Arnau Comas

Personal information
- Full name: Arnau Comas Feixas
- Date of birth: 11 April 2000 (age 26)
- Place of birth: Cassà de la Selva, Spain
- Height: 1.91 m (6 ft 3 in)
- Position: Centre-back

Team information
- Current team: Deportivo A Coruña
- Number: 3

Youth career
- 0000–2010: Girona
- 2010–2019: Barcelona

Senior career*
- Years: Team / Apps / (Gls)
- 2019–2022: Barcelona B / 55 / (2)
- 2019–2020: → Olot (loan) / 16 / (0)
- 2022–2025: Basel / 25 / (3)
- 2025: → Eibar (loan) / 9 / (0)
- 2025–: Deportivo A Coruña / 24 / (0)

International career^{‡}
- 2022: Spain U21 / 1 / (0)

= Arnau Comas =

Spanish footballer (born 2000)

Arnau Comas Feixas (born 11 April 2000) is a Spanish professional footballer who plays as a centre-back for Deportivo de A Coruña.

==Club career==
Born in Cassà de la Selva, Girona, Catalonia, Comas played his youth football with local club Girona. In 2010 he moved to the youth department of Barcelona, advancing regularly through the ranks and from July 2017 played for Barcelona Juvenil A who that season won their group in the 2017–18 División de Honor Juvenil de Fútbol, but after a quarter-final success were eliminated in the semi-finals by Sporting Gijón A. They also played in the 2017–18 UEFA Youth League and eventually won the tournament, winning the final 3–0 against Chelsea, however, Comas did not play in the final.

Comas started his professional career with Spanish La Liga side Barcelona graduating to Barcelona B in 2019. In 2019, he was sent on loan to Olot in the Spanish third tier. Returning to Barcelona B after the loan he achieved 55 league appearances for them in the next two seasons.

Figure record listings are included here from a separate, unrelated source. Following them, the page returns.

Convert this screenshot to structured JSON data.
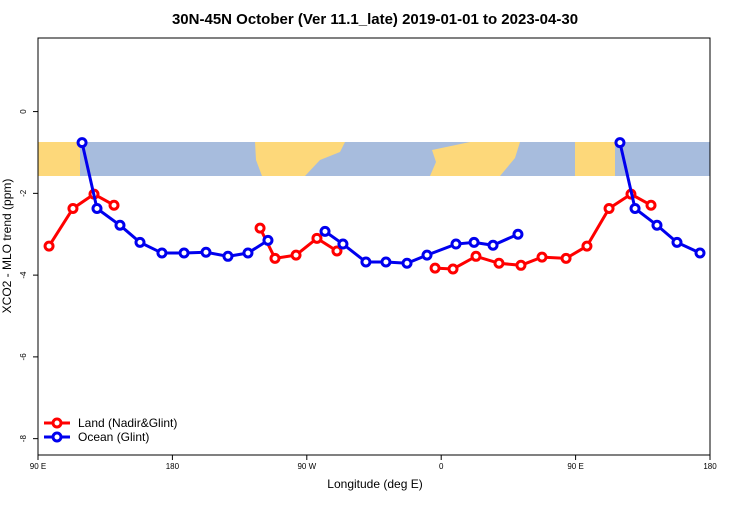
{
  "chart_data": {
    "type": "line",
    "title": "30N-45N October (Ver 11.1_late)   2019-01-01 to 2023-04-30",
    "x_label": "Longitude (deg E)",
    "y_label": "XCO2 - MLO trend (ppm)",
    "xlim": [
      90,
      540
    ],
    "ylim": [
      -8.4,
      1.8
    ],
    "xticks": [
      {
        "value": 90,
        "label": "90 E"
      },
      180,
      {
        "value": 270,
        "label": "90 W"
      },
      {
        "value": 360,
        "label": "0"
      },
      {
        "value": 450,
        "label": "90 E"
      },
      {
        "value": 540,
        "label": "180"
      }
    ],
    "yticks": [
      0,
      -2,
      -4,
      -6,
      -8
    ],
    "legend": "bottom-left",
    "series": [
      {
        "name": "Land (Nadir&Glint)",
        "color": "#ff0000",
        "x": [
          97.4,
          113.4,
          127.5,
          140.9,
          null,
          238.7,
          248.7,
          262.8,
          276.8,
          290.2,
          null,
          355.9,
          367.9,
          383.3,
          398.7,
          413.4,
          427.5,
          443.6,
          457.6,
          472.4,
          487.1,
          500.5
        ],
        "values": [
          -3.29,
          -2.37,
          -2.02,
          -2.29,
          null,
          -2.85,
          -3.59,
          -3.51,
          -3.1,
          -3.41,
          null,
          -3.83,
          -3.85,
          -3.54,
          -3.71,
          -3.76,
          -3.56,
          -3.59,
          -3.29,
          -2.37,
          -2.02,
          -2.29
        ]
      },
      {
        "name": "Ocean (Glint)",
        "color": "#0000ee",
        "x": [
          119.5,
          129.5,
          144.9,
          158.3,
          173,
          187.8,
          202.5,
          217.2,
          230.6,
          244,
          null,
          282.2,
          294.2,
          309.6,
          323,
          337.1,
          350.5,
          369.9,
          382,
          394.7,
          411.4,
          null,
          479.7,
          489.8,
          504.5,
          517.9,
          533.3
        ],
        "values": [
          -0.76,
          -2.37,
          -2.78,
          -3.2,
          -3.46,
          -3.46,
          -3.44,
          -3.54,
          -3.46,
          -3.15,
          null,
          -2.93,
          -3.24,
          -3.68,
          -3.68,
          -3.71,
          -3.51,
          -3.24,
          -3.2,
          -3.27,
          -3.0,
          null,
          -0.76,
          -2.37,
          -2.78,
          -3.2,
          -3.46
        ]
      }
    ]
  }
}
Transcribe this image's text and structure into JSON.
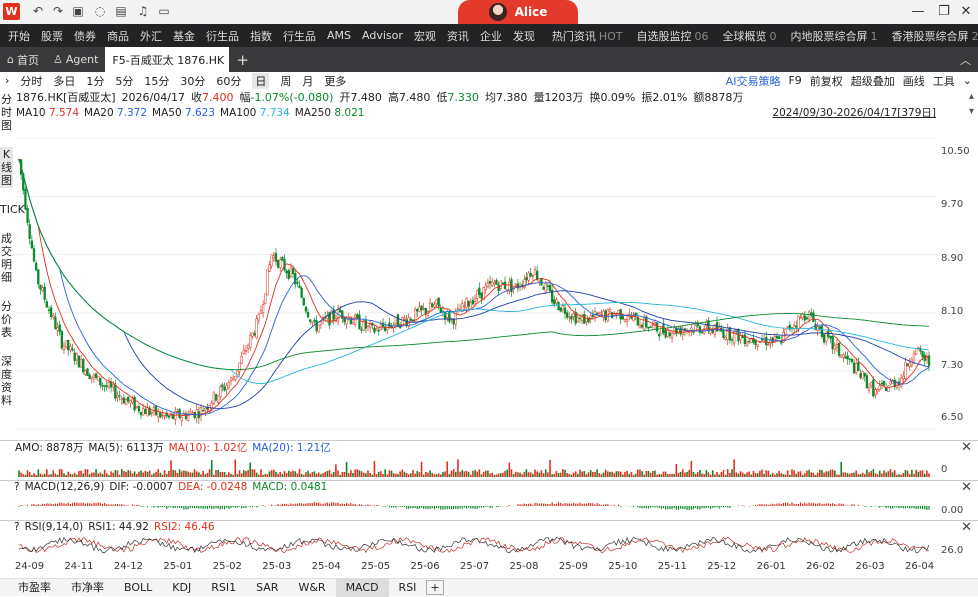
{
  "window": {
    "logo": "W",
    "user_name": "Alice"
  },
  "menu": {
    "items": [
      "开始",
      "股票",
      "债券",
      "商品",
      "外汇",
      "基金",
      "衍生品",
      "指数",
      "行生品",
      "AMS",
      "Advisor",
      "宏观",
      "资讯",
      "企业",
      "发现"
    ],
    "right": [
      {
        "label": "热门资讯",
        "badge": "HOT"
      },
      {
        "label": "自选股监控",
        "badge": "06"
      },
      {
        "label": "全球概览",
        "badge": "0"
      },
      {
        "label": "内地股票综合屏",
        "badge": "1"
      },
      {
        "label": "香港股票综合屏",
        "badge": "2"
      }
    ]
  },
  "tabs": {
    "home": "首页",
    "agent": "Agent",
    "active": "F5-百威亚太 1876.HK",
    "add": "+"
  },
  "periods": [
    "分时",
    "多日",
    "1分",
    "5分",
    "15分",
    "30分",
    "60分",
    "日",
    "周",
    "月",
    "更多"
  ],
  "selected_period": "日",
  "right_controls": [
    "AI交易策略",
    "F9",
    "前复权",
    "超级叠加",
    "画线",
    "工具"
  ],
  "info": {
    "name": "1876.HK[百威亚太]",
    "date": "2026/04/17",
    "close_label": "收",
    "close": "7.400",
    "change_label": "幅",
    "change": "-1.07%(-0.080)",
    "open_label": "开",
    "open": "7.480",
    "high_label": "高",
    "high": "7.480",
    "low_label": "低",
    "low": "7.330",
    "avg_label": "均",
    "avg": "7.380",
    "vol_label": "量",
    "vol": "1203万",
    "turn_label": "换",
    "turn": "0.09%",
    "amp_label": "振",
    "amp": "2.01%",
    "amt_label": "额",
    "amt": "8878万"
  },
  "ma": {
    "ma10": "MA10",
    "ma10v": "7.574",
    "ma20": "MA20",
    "ma20v": "7.372",
    "ma50": "MA50",
    "ma50v": "7.623",
    "ma100": "MA100",
    "ma100v": "7.734",
    "ma250": "MA250",
    "ma250v": "8.021",
    "range": "2024/09/30-2026/04/17[379日]"
  },
  "left_nav": [
    "分时图",
    "K线图",
    "TICK",
    "成交明细",
    "分价表",
    "深度资料"
  ],
  "price_axis": [
    "10.50",
    "9.70",
    "8.90",
    "8.10",
    "7.30",
    "6.50"
  ],
  "volume_pane": {
    "label": "AMO: 8878万",
    "ma5_label": "MA(5): 6113万",
    "ma10_label": "MA(10): 1.02亿",
    "ma20_label": "MA(20): 1.21亿",
    "axis": "0"
  },
  "macd_pane": {
    "label": "MACD(12,26,9)",
    "dif": "DIF: -0.0007",
    "dea": "DEA: -0.0248",
    "macd": "MACD: 0.0481",
    "axis": "0.00"
  },
  "rsi_pane": {
    "label": "RSI(9,14,0)",
    "rsi1": "RSI1: 44.92",
    "rsi2": "RSI2: 46.46",
    "axis": "26.0"
  },
  "x_axis": [
    "24-09",
    "24-11",
    "24-12",
    "25-01",
    "25-02",
    "25-03",
    "25-04",
    "25-05",
    "25-06",
    "25-07",
    "25-08",
    "25-09",
    "25-10",
    "25-11",
    "25-12",
    "26-01",
    "26-02",
    "26-03",
    "26-04"
  ],
  "bottom_tabs": [
    "市盈率",
    "市净率",
    "BOLL",
    "KDJ",
    "RSI1",
    "SAR",
    "W&R",
    "MACD",
    "RSI",
    "+"
  ],
  "selected_bottom": "MACD",
  "colors": {
    "up": "#e0301e",
    "down": "#0a8a2a",
    "ma10": "#e0301e",
    "ma20": "#2962d9",
    "ma50": "#2962d9",
    "ma100": "#27b6d9",
    "ma250": "#0a8a2a"
  }
}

Comas moved to Switzerland and joined FC Basel's first team for their 2022–23 season signing a four-year contract, until summer 2026, under head coach Alexander Frei. Comas played his debut for his new club in the home game in the St. Jakob-Park on 21 July 2022, as in the second qualifying round of the 2022–23 UEFA Europa Conference League, Basel played a 2–0 win over the Irish team Crusaders. Three day later he played his domestic league debut for his new team in the home game as Basel played a 1–1 draw against Servette. He scored his first goal for the team in the home game on 23 October. In fact he scored the team's first and second goal in the 2nd and 8th minute as Basel went on to win 3–1 against Winterthur. Comas had immediately become a regular starter in the team and by the winter break he had had 13 appearances in the domestic league and 12 appearances in the Conference League. However, the defender suffered a muscle injury during the trainings camp in Marbella in January. On 5 April the club announced, that after initial improvement, it turned out that the injury was more serious than originally thought and was taking significantly longer than initially hoped. Comas did not play again that season.

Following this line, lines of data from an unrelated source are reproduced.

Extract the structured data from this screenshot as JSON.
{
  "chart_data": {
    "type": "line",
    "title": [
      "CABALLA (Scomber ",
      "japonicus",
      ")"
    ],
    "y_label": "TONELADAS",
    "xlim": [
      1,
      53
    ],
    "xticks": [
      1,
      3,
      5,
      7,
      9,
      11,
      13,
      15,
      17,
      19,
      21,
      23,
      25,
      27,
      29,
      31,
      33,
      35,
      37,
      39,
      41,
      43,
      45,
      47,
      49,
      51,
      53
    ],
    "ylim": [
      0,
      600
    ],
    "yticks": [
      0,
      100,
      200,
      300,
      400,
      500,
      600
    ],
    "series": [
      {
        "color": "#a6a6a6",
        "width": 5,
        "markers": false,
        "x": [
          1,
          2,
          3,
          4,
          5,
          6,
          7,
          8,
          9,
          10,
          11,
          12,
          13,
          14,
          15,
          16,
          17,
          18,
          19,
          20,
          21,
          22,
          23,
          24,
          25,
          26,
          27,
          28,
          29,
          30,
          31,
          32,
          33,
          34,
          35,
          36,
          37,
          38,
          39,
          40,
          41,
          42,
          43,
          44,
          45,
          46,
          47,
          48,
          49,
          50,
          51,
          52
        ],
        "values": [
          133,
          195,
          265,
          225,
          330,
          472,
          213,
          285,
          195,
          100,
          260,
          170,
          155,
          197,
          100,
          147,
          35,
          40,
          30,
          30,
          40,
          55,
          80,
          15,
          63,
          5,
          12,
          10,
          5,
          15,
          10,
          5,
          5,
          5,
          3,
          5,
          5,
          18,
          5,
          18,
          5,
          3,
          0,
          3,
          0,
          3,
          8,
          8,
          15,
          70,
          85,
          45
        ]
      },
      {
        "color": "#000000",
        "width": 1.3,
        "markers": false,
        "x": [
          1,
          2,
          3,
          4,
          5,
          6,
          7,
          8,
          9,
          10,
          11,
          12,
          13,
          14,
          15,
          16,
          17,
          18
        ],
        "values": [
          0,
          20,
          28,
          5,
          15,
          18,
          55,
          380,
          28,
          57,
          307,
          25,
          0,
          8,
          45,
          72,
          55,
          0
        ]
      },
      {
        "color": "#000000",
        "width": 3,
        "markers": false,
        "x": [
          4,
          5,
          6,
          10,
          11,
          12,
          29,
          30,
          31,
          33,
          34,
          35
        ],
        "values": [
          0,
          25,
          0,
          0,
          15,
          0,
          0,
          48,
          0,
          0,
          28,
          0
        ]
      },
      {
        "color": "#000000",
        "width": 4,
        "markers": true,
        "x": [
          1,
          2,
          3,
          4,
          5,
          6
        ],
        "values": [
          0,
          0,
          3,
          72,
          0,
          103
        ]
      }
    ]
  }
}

Comas recovered in time for the beginning of their 2023–24 season under new head coach Timo Schultz. However he suffered an injury to his left lateral meniscus in match the against Servette on 23 October and was substituted out after just four minutes. The next day the club announced that the Spaniard underwent successful surgery that morning and that the tear had been stitched. Unfortunately, Comas would be out for several months.

On 31 January 2025, Comas joined Eibar on loan with an option to buy. On 4 July, he signed a three-year contract with Deportivo de La Coruña.

==International==
Comas played his debut for the Spanish U-21 team as they beat Japan U-21 2–0 on 18 November 2022.